The reaction of German conference president, Bishop Georg Bätzing of Limburg, to the news was cautious. “I accept the Holy Father’s decision and hope that the process of reconciliation in the Cologne archdiocese will now begin. I cannot judge whether this can lead to a fundamentally changed situation,” Bätzing declared in Bonn on 24 September. Rome was obviously trying “to get things moving with regard to regaining trust in episcopal leadership which has been seriously damaged far beyond Cologne and is spreading right through the Church”, he pointed out.
The Pope’s decision to grant Woelki a period of leave had reminded him, Bätzing said, of a similar decision by Francis in the case of his predecessor in Limburg, Bishop Franz-Peter Tebartz-van Elst, nicknamed the Bishop of Bling for his extravagance, whom Francis had also granted leave of absence in 2013.
Woelki was upbeat following the announcement. “I had a long talk with the Holy Father and he made quite clear how much he counted on me. He particularly highlighted the decisiveness and determination with which we in Cologne had tried to clear up the clerical sexual abuse in our archdiocese,” Woelki told journalists on his return from a week in Rome. He admitted that he had made mistakes – “especially as far as communication is concerned” – and once again apologised profoundly to the victims.

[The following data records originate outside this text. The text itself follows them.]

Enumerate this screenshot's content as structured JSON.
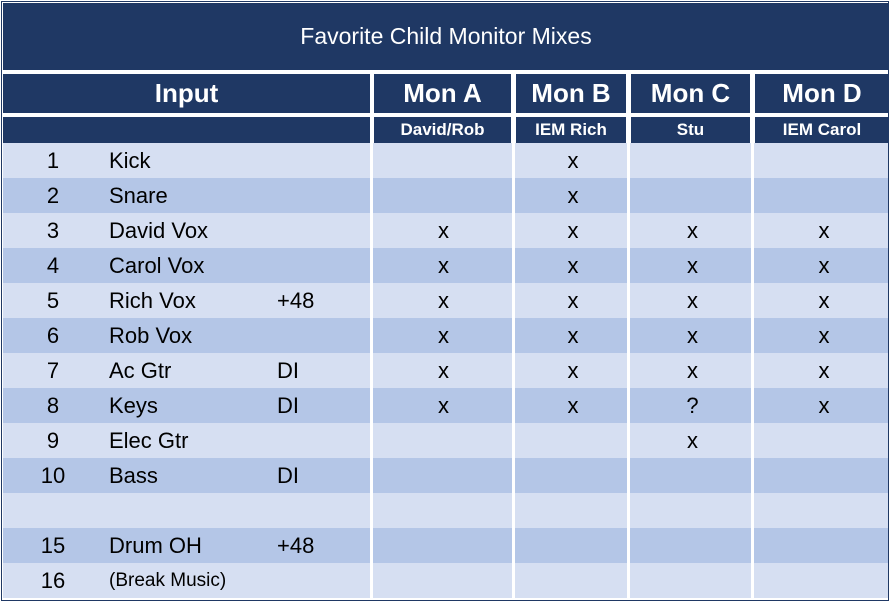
{
  "title": "Favorite Child Monitor Mixes",
  "header": {
    "input": "Input",
    "mons": [
      "Mon A",
      "Mon B",
      "Mon C",
      "Mon D"
    ]
  },
  "subheader": [
    "David/Rob",
    "IEM Rich",
    "Stu",
    "IEM Carol"
  ],
  "rows": [
    {
      "num": "1",
      "name": "Kick",
      "note": "",
      "marks": [
        "",
        "x",
        "",
        ""
      ]
    },
    {
      "num": "2",
      "name": "Snare",
      "note": "",
      "marks": [
        "",
        "x",
        "",
        ""
      ]
    },
    {
      "num": "3",
      "name": "David Vox",
      "note": "",
      "marks": [
        "x",
        "x",
        "x",
        "x"
      ]
    },
    {
      "num": "4",
      "name": "Carol Vox",
      "note": "",
      "marks": [
        "x",
        "x",
        "x",
        "x"
      ]
    },
    {
      "num": "5",
      "name": "Rich Vox",
      "note": "+48",
      "marks": [
        "x",
        "x",
        "x",
        "x"
      ]
    },
    {
      "num": "6",
      "name": "Rob Vox",
      "note": "",
      "marks": [
        "x",
        "x",
        "x",
        "x"
      ]
    },
    {
      "num": "7",
      "name": "Ac Gtr",
      "note": "DI",
      "marks": [
        "x",
        "x",
        "x",
        "x"
      ]
    },
    {
      "num": "8",
      "name": "Keys",
      "note": "DI",
      "marks": [
        "x",
        "x",
        "?",
        "x"
      ]
    },
    {
      "num": "9",
      "name": "Elec Gtr",
      "note": "",
      "marks": [
        "",
        "",
        "x",
        ""
      ]
    },
    {
      "num": "10",
      "name": "Bass",
      "note": "DI",
      "marks": [
        "",
        "",
        "",
        ""
      ]
    },
    {
      "num": "",
      "name": "",
      "note": "",
      "marks": [
        "",
        "",
        "",
        ""
      ]
    },
    {
      "num": "15",
      "name": "Drum OH",
      "note": "+48",
      "marks": [
        "",
        "",
        "",
        ""
      ]
    },
    {
      "num": "16",
      "name": "(Break Music)",
      "note": "",
      "marks": [
        "",
        "",
        "",
        ""
      ]
    }
  ]
}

He was deeply grateful to Pope Francis for granting him his wish to take several months off from mid-October. “I will be back in office in the spring and we can then work together full force for the future of our Church in Cologne,” he underlined.
The reaction to the Pope’s decision in the wider Church was hostile. He could not understand the Vatican decision, the president of the Central Committee of (lay) Catholics (ZdK), Thomas Sternberg said. There must be a guarantee that talks would be held with the faithful and the victims during Woelki’s “time out”. “A period of leave just isn’t enough and won’t solve the crisis as it won’t regain the loss of trust”, he emphasised.
The Pope’s decision to leave Woelki in office was a “declaration of moral bankruptcy”, Thomas Schüller of Münster University, one of Germany’s top theologians, told the German broadcaster WDR. Francis kept insisting that there would be zero tolerance for the perpetrators and those who hushed up clerical sexual abuse but when things got serious “the powers that be get soft and the bishops remain in office and get time-out, which is a slap in the face for the victims”.
The well-known German journalist Daniel Deckers commenting in the Frankfurter Allgemeine Zeitung went further, directly criticising the Pope.
“It looks as if trust in episcopal leadership has been irretrievably lost – far beyond Hamburg and Cologne and now includes trust in the integrity of the Bishop of Rome,” Deckers said.
Conference vice-president Bishop Franz-Josef Bode said the increase in the number of Catholics leaving the Church in Germany is “exceedingly worrying”. Committed Catholics “in the best age group” were leaving and he feared that this would have a “suction effect” and they would take others with them. “No one wants to be on a sinking ship”, he pointed out. The many talks he had held with victims of clerical sexual abuse in recent years had at times almost made him lose his faith, he admitted.